In the 10 months since the section was put up, the only method federal agents haven’t seen is a tunnel—”Yet,” said Victor Guzman, the supervisory Border Patrol agent responsible for the stretch of close-together 15-foot cement-filled steel poles planted three feet into the ground.
Agents responsible for guarding the stretch of border here “almost immediately” started seeing cuts in the fence. The towering gray and rust colored posts are marked with bright orange spray paint in areas believed to have been breached, Guzman said.
Guzman, who has worked in the area for nearly a decade, said agents have found holes cut with acetylene torches, hacksaws and even plasma torches—a high-powered tool that uses inert gas or condensed air to quickly cut through steel and other dense metals.
Officials monitoring cameras in the area have seen at least one group using a massive ladder to scale the south side of the fence. The group tried to drop into the U.S. with bungee cords before agents caught them.
But it’s not just illegal immigrants worrying the Border Patrol. The fence itself—built by the National Guard and Border Patrol—is starting to settle into the ground and gaps between the posts are widening.
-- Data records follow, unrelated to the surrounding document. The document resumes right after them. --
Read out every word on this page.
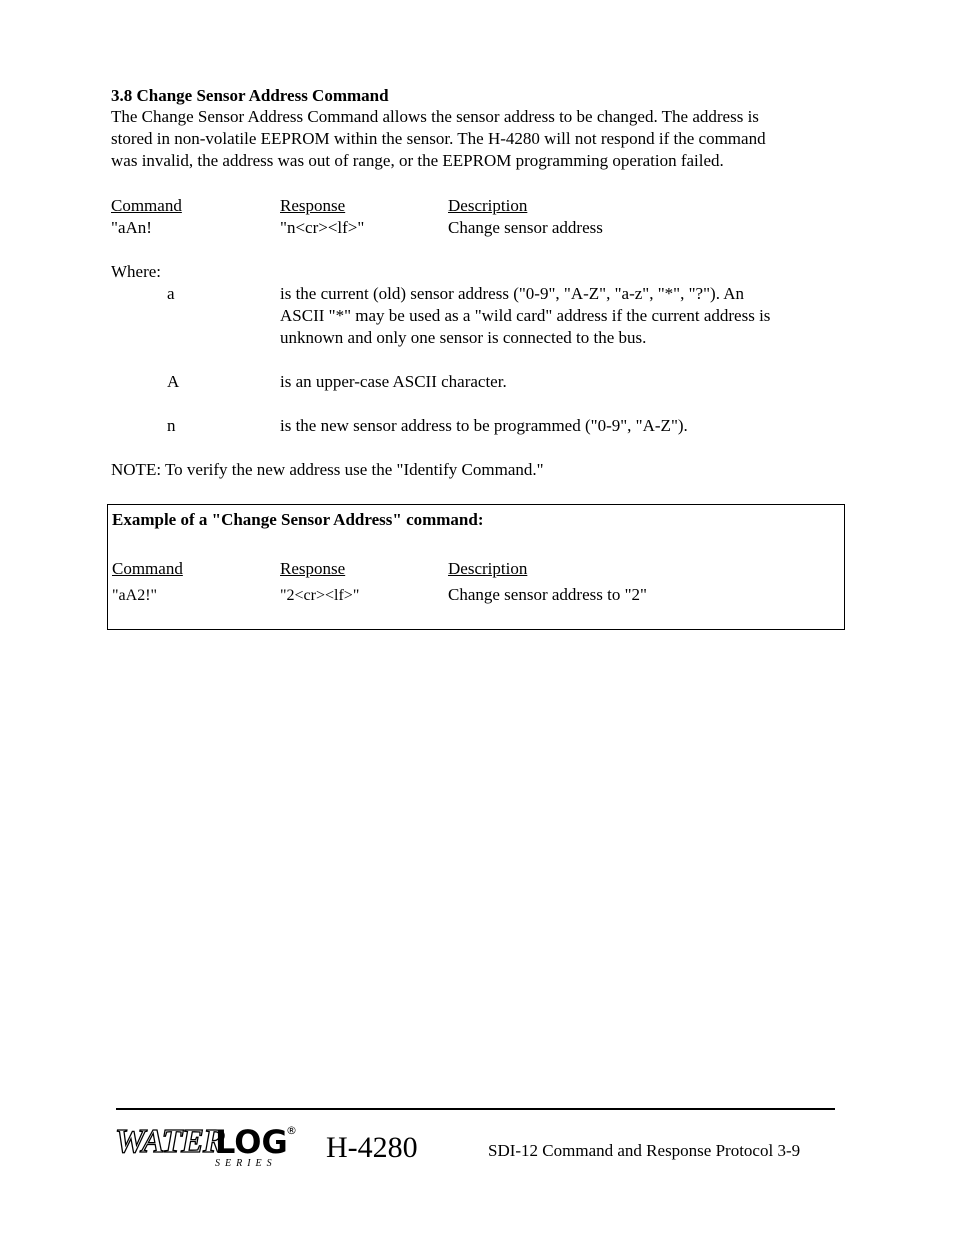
3.8 Change Sensor Address Command
The Change Sensor Address Command allows the sensor address to be changed. The address is
stored in non-volatile EEPROM within the sensor. The H-4280 will not respond if the command
was invalid, the address was out of range, or the EEPROM programming operation failed.
Command	Response	Description
"aAn!	"n<cr><lf>"	Change sensor address
Where:
a	is the current (old) sensor address ("0-9", "A-Z", "a-z", "*", "?"). An
ASCII "*" may be used as a "wild card" address if the current address is
unknown and only one sensor is connected to the bus.
A	is an upper-case ASCII character.
n	is the new sensor address to be programmed ("0-9", "A-Z").
NOTE: To verify the new address use the "Identify Command."
Example of a "Change Sensor Address" command:
Command	Response	Description
"aA2!"	"2<cr><lf>"	Change sensor address to "2"
WATER
LOG
SERIES
®
H-4280	SDI-12 Command and Response Protocol 3-9
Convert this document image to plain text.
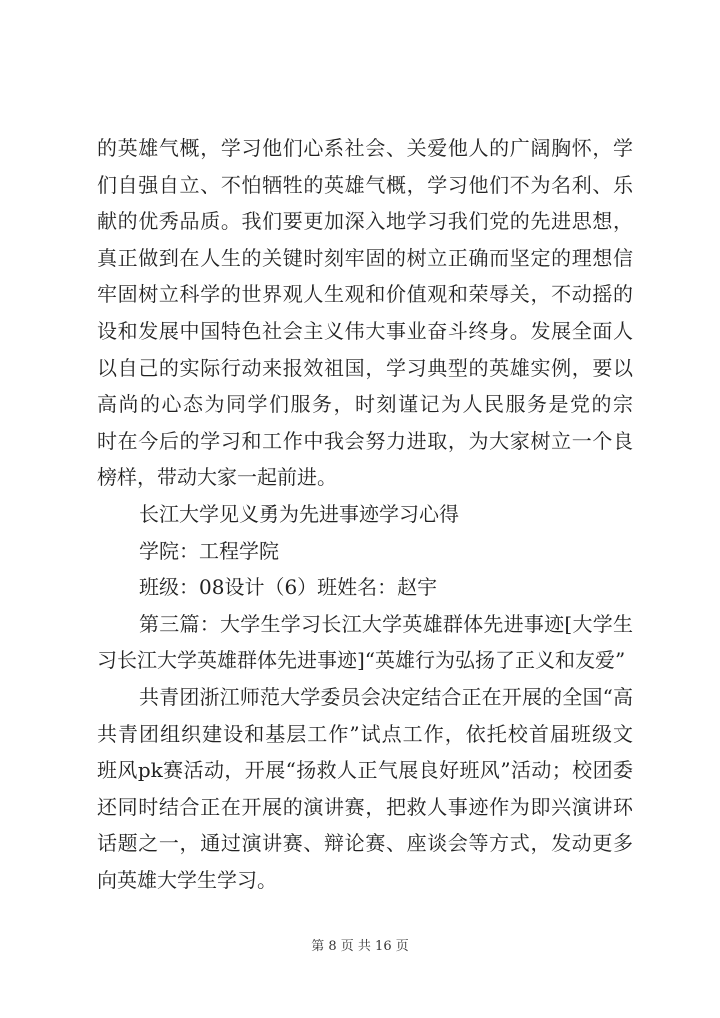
的英雄气概，学习他们心系社会、关爱他人的广阔胸怀，学
们自强自立、不怕牺牲的英雄气概，学习他们不为名利、乐
献的优秀品质。我们要更加深入地学习我们党的先进思想，
真正做到在人生的关键时刻牢固的树立正确而坚定的理想信
牢固树立科学的世界观人生观和价值观和荣辱关，不动摇的
设和发展中国特色社会主义伟大事业奋斗终身。发展全面人
以自己的实际行动来报效祖国，学习典型的英雄实例，要以
高尚的心态为同学们服务，时刻谨记为人民服务是党的宗
时在今后的学习和工作中我会努力进取，为大家树立一个良
榜样，带动大家一起前进。
长江大学见义勇为先进事迹学习心得
学院：工程学院
班级：08设计（6）班姓名：赵宇
第三篇：大学生学习长江大学英雄群体先进事迹[大学生
习长江大学英雄群体先进事迹]“英雄行为弘扬了正义和友爱”
共青团浙江师范大学委员会决定结合正在开展的全国“高
共青团组织建设和基层工作”试点工作，依托校首届班级文
班风pk赛活动，开展“扬救人正气展良好班风”活动；校团委
还同时结合正在开展的演讲赛，把救人事迹作为即兴演讲环
话题之一，通过演讲赛、辩论赛、座谈会等方式，发动更多
向英雄大学生学习。
第 8 页 共 16 页
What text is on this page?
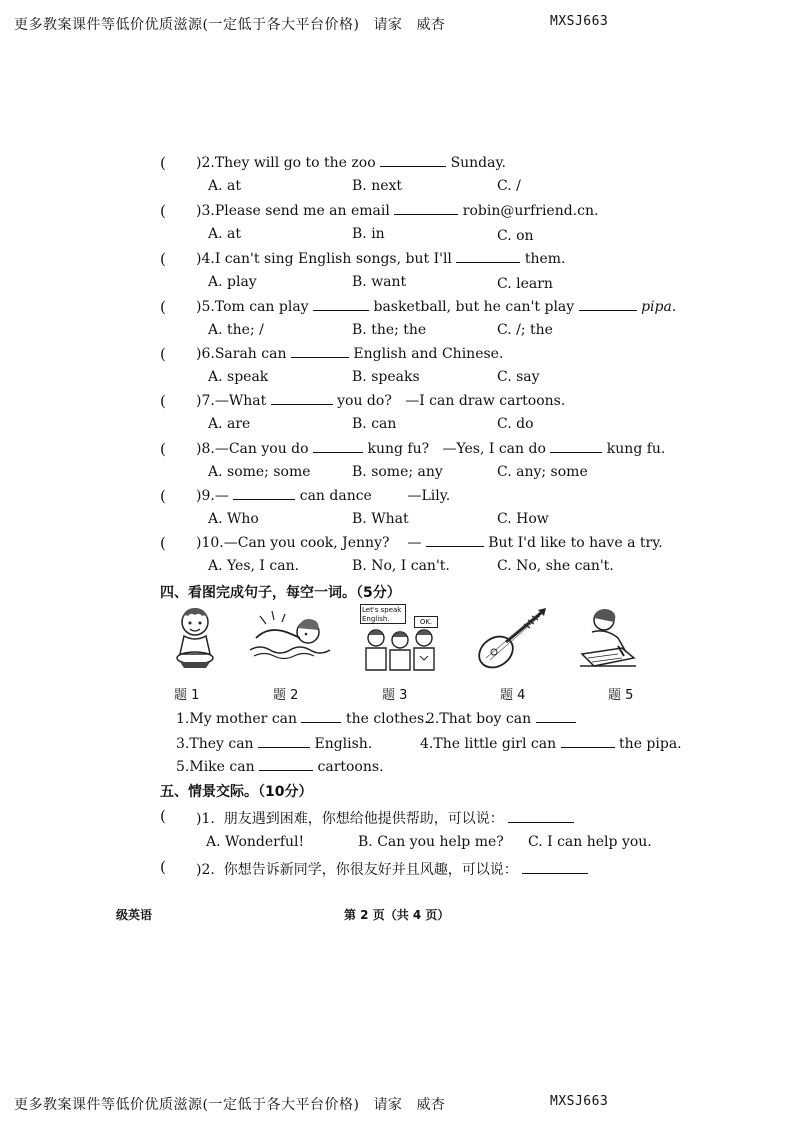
更多教案课件等低价优质滋源(一定低于各大平台价格) 请家 威杏	MXSJ663
( )2.They will go to the zoo	Sunday.
A. at	B. next	C. /
( )3.Please send me an email	robin@urfriend.cn.
A. at	B. in	C. on
( )4.I can't sing English songs, but I'll	them.
A. play	B. want	C. learn
( )5.Tom can play	basketball, but he can't play	pipa.
A. the; /	B. the; the	C. /; the
( )6.Sarah can	English and Chinese.
A. speak	B. speaks	C. say
( )7.—What	you do? —I can draw cartoons.
A. are	B. can	C. do
( )8.—Can you do	kung fu? —Yes, I can do	kung fu.
A. some; some	B. some; any	C. any; some
( )9.—	can dance	—Lily.
A. Who	B. What	C. How
( )10.—Can you cook, Jenny? —	But I'd like to have a try.
A. Yes, I can.	B. No, I can't.	C. No, she can't.
四、看图完成句子，每空一词。（5分）
Let's speak English.	OK.
题 1	题 2	题 3	题 4	题 5
1.My mother can	the clothes.
2.That boy can
3.They can	English.	4.The little girl can	the pipa.
5.Mike can	cartoons.
五、情景交际。（10分）
( )1. 朋友遇到困难，你想给他提供帮助，可以说：
A. Wonderful!	B. Can you help me? C. I can help you.
( )2. 你想告诉新同学，你很友好并且风趣，可以说：
级英语	第 2 页（共 4 页）
更多教案课件等低价优质滋源(一定低于各大平台价格) 请家 威杏	MXSJ663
In one spot, an average sized woman could wedge herself through one of the gaps.
Other sections of fencing along the border are being built with panels of woven steel instead of the towering posts.
Romero said the breaches are no surprise.
“What we’re talking about is our fences are designed to deter people, discourage them from coming in,” Romero said. “Combined with the rest of the infrastructure, it’s supposed to buy us more time to make an arrest. Even an extra five seconds helps. The goal is, at the very least, it buys us extra time.”